In 2006—before the Great Recession and what First Lady Michelle Obama has called her husband’s “huge recovery”—61% of Americans were able to move from part-time to full-time work within a year’s time.
October 7, 2014: New York’s historic luxury hotel, the Waldorf-Astoria, announces that it will be purchased by a Chinese insurance company for $1.95 billion, the highest price for which any solo standing U.S. hotel has ever been purchased.
It’s doubtful that QE is truly revitalizing our economy when you consider the lackluster economic trends above alongside the American companies that are slashing benefits (think Wal-Mart’s decision to cut health insurance benefits for 30,000 part-time workers) or laying off workers (Microsoft plans to cut up to 18,000 workers within the next nine months; Time Warner will slash 1,475 positions globally; and Hewlett-Packard will cut 5,000 jobs and Cisco will eliminate 6,000 positions as part of their respective restructuring programs).

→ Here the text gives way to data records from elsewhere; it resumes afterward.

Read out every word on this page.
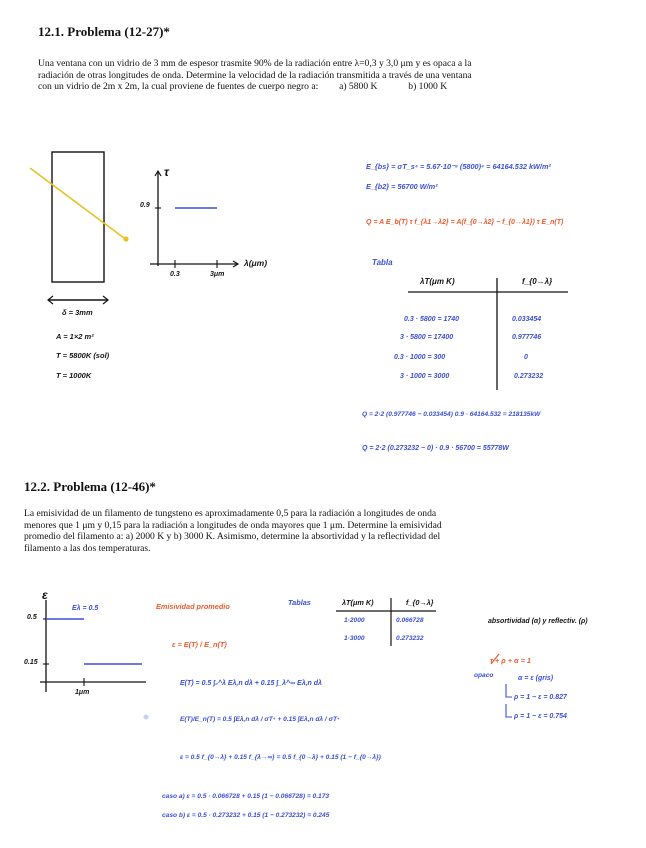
12.1. Problema (12-27)*
Una ventana con un vidrio de 3 mm de espesor trasmite 90% de la radiación entre λ=0,3 y 3,0 μm y es opaca a la
radiación de otras longitudes de onda. Determine la velocidad de la radiación transmitida a través de una ventana
con un vidrio de 2m x 2m, la cual proviene de fuentes de cuerpo negro a: a) 5800 K	b) 1000 K
τ
0.9
0.3	3μm
λ(μm)
δ = 3mm
A = 1×2 m²
T = 5800K (sol)
T = 1000K
E_{bs} = σT_s⁴ = 5.67·10⁻⁸ (5800)⁴ = 64164.532 kW/m²
E_{b2} = 56700 W/m²
Q = A E_b(T) τ f_{λ1→λ2} = A(f_{0→λ2} − f_{0→λ1}) τ E_n(T)
Tabla
λT(μm K)	f_{0→λ}
0.3 · 5800 = 1740	0.033454
3 · 5800 = 17400	0.977746
0.3 · 1000 = 300	0
3 · 1000 = 3000	0.273232
Q = 2·2 (0.977746 − 0.033454) 0.9 · 64164.532 = 218135kW
Q = 2·2 (0.273232 − 0) · 0.9 · 56700 = 55778W
12.2. Problema (12-46)*
La emisividad de un filamento de tungsteno es aproximadamente 0,5 para la radiación a longitudes de onda
menores que 1 μm y 0,15 para la radiación a longitudes de onda mayores que 1 μm. Determine la emisividad
promedio del filamento a: a) 2000 K y b) 3000 K. Asimismo, determine la absortividad y la reflectividad del
filamento a las dos temperaturas.
ε
Eλ = 0.5
0.5
0.15
1μm
Emisividad promedio	Tablas	λT(μm K)	f_{0→λ}
1·2000	0.066728
1·3000	0.273232
ε = E(T) / E_n(T)
E(T) = 0.5 ∫₀^λ Eλ,n dλ + 0.15 ∫_λ^∞ Eλ,n dλ
E(T)/E_n(T) = 0.5 ∫Eλ,n dλ / σT⁴ + 0.15 ∫Eλ,n dλ / σT⁴
ε = 0.5 f_{0→λ} + 0.15 f_{λ→∞} = 0.5 f_{0→λ} + 0.15 (1 − f_{0→λ})
caso a) ε = 0.5 · 0.066728 + 0.15 (1 − 0.066728) = 0.173
caso b) ε = 0.5 · 0.273232 + 0.15 (1 − 0.273232) = 0.245
absortividad (α) y reflectiv. (ρ)
τ + ρ + α = 1
opaco	α = ε (gris)
ρ = 1 − ε = 0.827
ρ = 1 − ε = 0.754
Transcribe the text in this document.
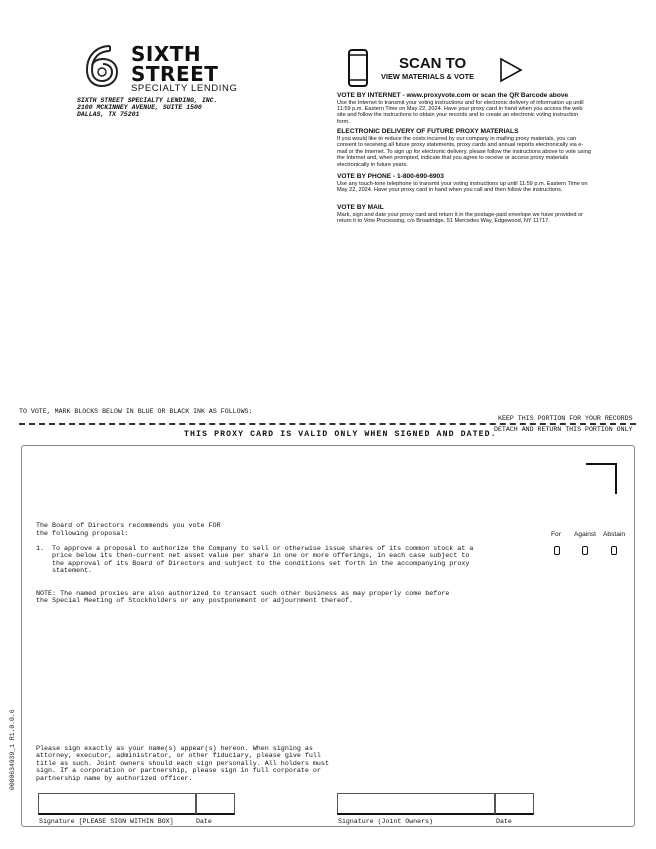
SIXTH
STREET
SPECIALTY LENDING
SIXTH STREET SPECIALTY LENDING, INC.
2100 MCKINNEY AVENUE, SUITE 1500
DALLAS, TX 75201
SCAN TO
VIEW MATERIALS & VOTE
VOTE BY INTERNET - www.proxyvote.com or scan the QR Barcode above
Use the Internet to transmit your voting instructions and for electronic delivery of information up until 11:59 p.m. Eastern Time on May 22, 2024. Have your proxy card in hand when you access the web site and follow the instructions to obtain your records and to create an electronic voting instruction form.
ELECTRONIC DELIVERY OF FUTURE PROXY MATERIALS
If you would like to reduce the costs incurred by our company in mailing proxy materials, you can consent to receiving all future proxy statements, proxy cards and annual reports electronically via e-mail or the Internet. To sign up for electronic delivery, please follow the instructions above to vote using the Internet and, when prompted, indicate that you agree to receive or access proxy materials electronically in future years.
VOTE BY PHONE - 1-800-690-6903
Use any touch-tone telephone to transmit your voting instructions up until 11:59 p.m. Eastern Time on May 22, 2024. Have your proxy card in hand when you call and then follow the instructions.
VOTE BY MAIL
Mark, sign and date your proxy card and return it in the postage-paid envelope we have provided or return it to Vote Processing, c/o Broadridge, 51 Mercedes Way, Edgewood, NY 11717.
TO VOTE, MARK BLOCKS BELOW IN BLUE OR BLACK INK AS FOLLOWS:
KEEP THIS PORTION FOR YOUR RECORDS
DETACH AND RETURN THIS PORTION ONLY
THIS PROXY CARD IS VALID ONLY WHEN SIGNED AND DATED.
The Board of Directors recommends you vote FOR
the following proposal:
1. To approve a proposal to authorize the Company to sell or otherwise issue shares of its common stock at a price below its then-current net asset value per share in one or more offerings, in each case subject to the approval of its Board of Directors and subject to the conditions set forth in the accompanying proxy statement.
For Against Abstain
NOTE: The named proxies are also authorized to transact such other business as may properly come before the Special Meeting of Stockholders or any postponement or adjournment thereof.
0000634939_1 R1.0.0.6	Please sign exactly as your name(s) appear(s) hereon. When signing as attorney, executor, administrator, or other fiduciary, please give full title as such. Joint owners should each sign personally. All holders must sign. If a corporation or partnership, please sign in full corporate or partnership name by authorized officer.
Signature [PLEASE SIGN WITHIN BOX]	Date	Signature (Joint Owners)	Date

Let’s try something different. For example, let’s take the economic advice that entrepreneur Steve Jobs offered President Obama and adopt the successful economic policies that John F. Kennedy implemented to undo the economic crisis that he inherited. After all, Obama’s strategy of raising taxes (think ObamaCare) and Yellen’s strategy of buying bonds (QE) is not recovering the economy at a healthy rate by historical standards.